Universitas Cordova telah menjadi pilihan utama bagi
generasi muda yang mencintai ilmu pengetahuan. Untuk pengembangan ilmu-ilmu
akal, mereka lakukan dengan jalan penerjemahan karya-karya Yunani kuno dan
Persia kedalam bahasa Arab, terutama karya-karya Aristoteles dan Plato.

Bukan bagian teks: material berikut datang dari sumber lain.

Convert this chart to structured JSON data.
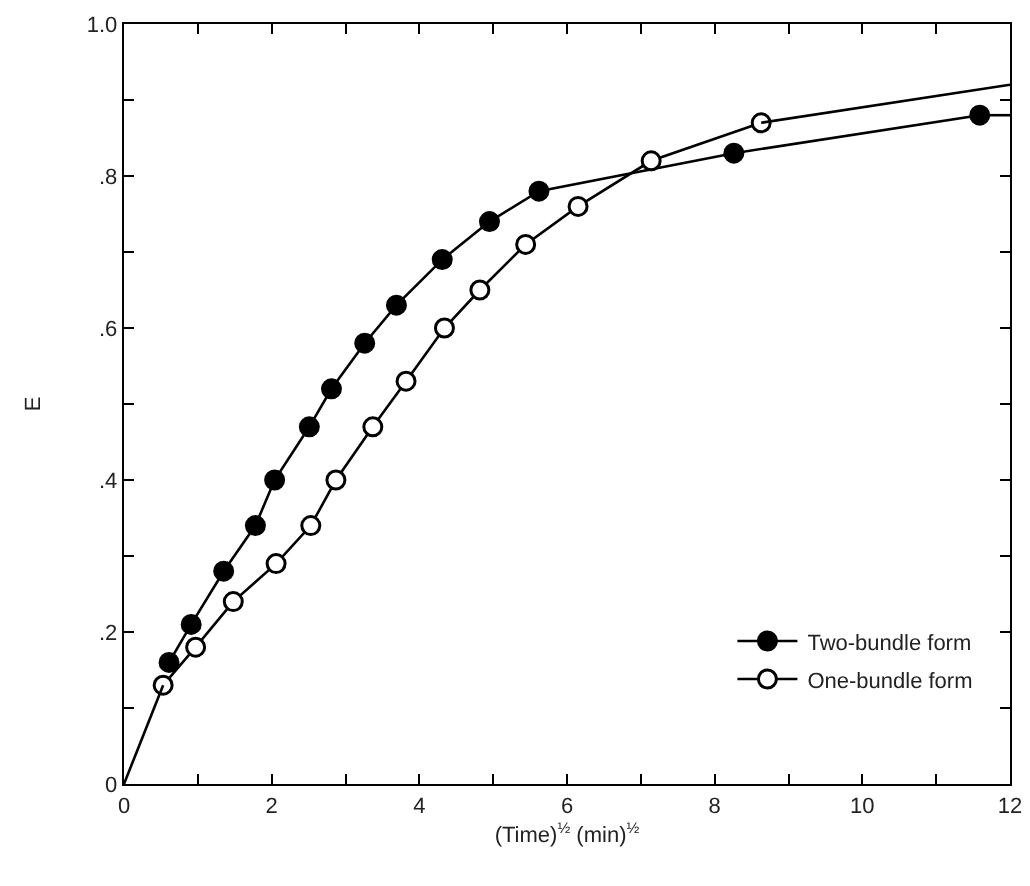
{
  "chart_data": {
    "type": "line",
    "xlabel": "(Time)$^{½}$ (min)$^{½}$",
    "ylabel": "E",
    "marker": "circle",
    "legend": "bottom right",
    "grid": false,
    "xlim": [
      0,
      12
    ],
    "xticks": [
      0,
      {
        "value": 1,
        "label": null
      },
      2,
      {
        "value": 3,
        "label": null
      },
      4,
      {
        "value": 5,
        "label": null
      },
      6,
      {
        "value": 7,
        "label": null
      },
      8,
      {
        "value": 9,
        "label": null
      },
      10,
      {
        "value": 11,
        "label": null
      },
      12
    ],
    "ylim": [
      0,
      1
    ],
    "yticks": [
      0,
      {
        "value": 0.1,
        "label": null
      },
      {
        "value": 0.2,
        "label": ".2"
      },
      {
        "value": 0.3,
        "label": null
      },
      {
        "value": 0.4,
        "label": ".4"
      },
      {
        "value": 0.5,
        "label": null
      },
      {
        "value": 0.6,
        "label": ".6"
      },
      {
        "value": 0.7,
        "label": null
      },
      {
        "value": 0.8,
        "label": ".8"
      },
      {
        "value": 0.9,
        "label": null
      },
      {
        "value": 1,
        "label": "1.0"
      }
    ],
    "series": [
      {
        "name": "Two-bundle form",
        "color": "#000000",
        "x": [
          0.61,
          0.91,
          1.35,
          1.78,
          2.04,
          2.51,
          2.81,
          3.26,
          3.69,
          4.31,
          4.95,
          5.62,
          8.26,
          11.59
        ],
        "values": [
          0.16,
          0.21,
          0.28,
          0.34,
          0.4,
          0.47,
          0.52,
          0.58,
          0.63,
          0.69,
          0.74,
          0.78,
          0.83,
          0.88
        ]
      },
      {
        "name": "One-bundle form",
        "color": "#ffffff",
        "x": [
          0.53,
          0.97,
          1.48,
          2.06,
          2.53,
          2.87,
          3.37,
          3.82,
          4.34,
          4.82,
          5.44,
          6.15,
          7.14,
          8.63
        ],
        "values": [
          0.13,
          0.18,
          0.24,
          0.29,
          0.34,
          0.4,
          0.47,
          0.53,
          0.6,
          0.65,
          0.71,
          0.76,
          0.82,
          0.87
        ]
      },
      {
        "type": "line",
        "marker": "none",
        "color": "#000000",
        "x": [
          0,
          0.53
        ],
        "values": [
          0,
          0.13
        ]
      },
      {
        "type": "line",
        "marker": "none",
        "color": "#000000",
        "x": [
          8.63,
          12
        ],
        "values": [
          0.87,
          0.92
        ]
      },
      {
        "type": "line",
        "marker": "none",
        "color": "#000000",
        "x": [
          11.59,
          12
        ],
        "values": [
          0.88,
          0.88
        ]
      }
    ]
  }
}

Langkah yang diambil al-Hakam II adalah dalam rangka
memajukan pendidikan Spanyol Islam, kemudian diikuti oleh para penguasa
sesudahnya. Bahkan diantara para pengusaha ada yang menyiapkan istananya
sebagai pusat pengkajian dan pengembangan ilmu pengetahuan, seperti kajian
filsafat, ilmu pengetahuan, dan leteratur. Khusus di Cordova, telah banyak
berdiri lembaga pendidikan dari tingkat rendah sampai perguruan tinggi kurang
lebih 800 buah sekolah. Belum lagi sekolah-sekolah yang ada di daerah-daerah
lain, seperti di Toledo, Seville, Granada dan lain-lain.
Sangat nampak bahwa lembaga pendidikan pada waktu itu
sudah tertata dengan baik secara professional. Hal ini dapat dilihat dari
stratafikasi tahapan-tahapan pendidikan dari tingkat rendah, madrasah sampai ke
perguruan tinggi, sesuai dengan taraf perkembangan peserta didik, guru,
fasilitas, maupun materi yang diajarkan.
Semangat untuk menuntut ilmu yang diperkenalkan
Spanyol Islam, bukan hanya untuk pelajar muslim saja akan tetapi juga terbuka
untuk pelajar nonmuslin. Sikap toleransi yang ditawarkan, membuat para pelajar
nonmuslim berlomba-lomba untuk menuntut ilmu di Spanyol Islam. Mereka
diberlakukan sama sederajat. Fenomena ini merupakan salah satu faktor penarik
perhatian para pelajar untuk datang dan menimba ilmu pengetahuan ke Spanyol.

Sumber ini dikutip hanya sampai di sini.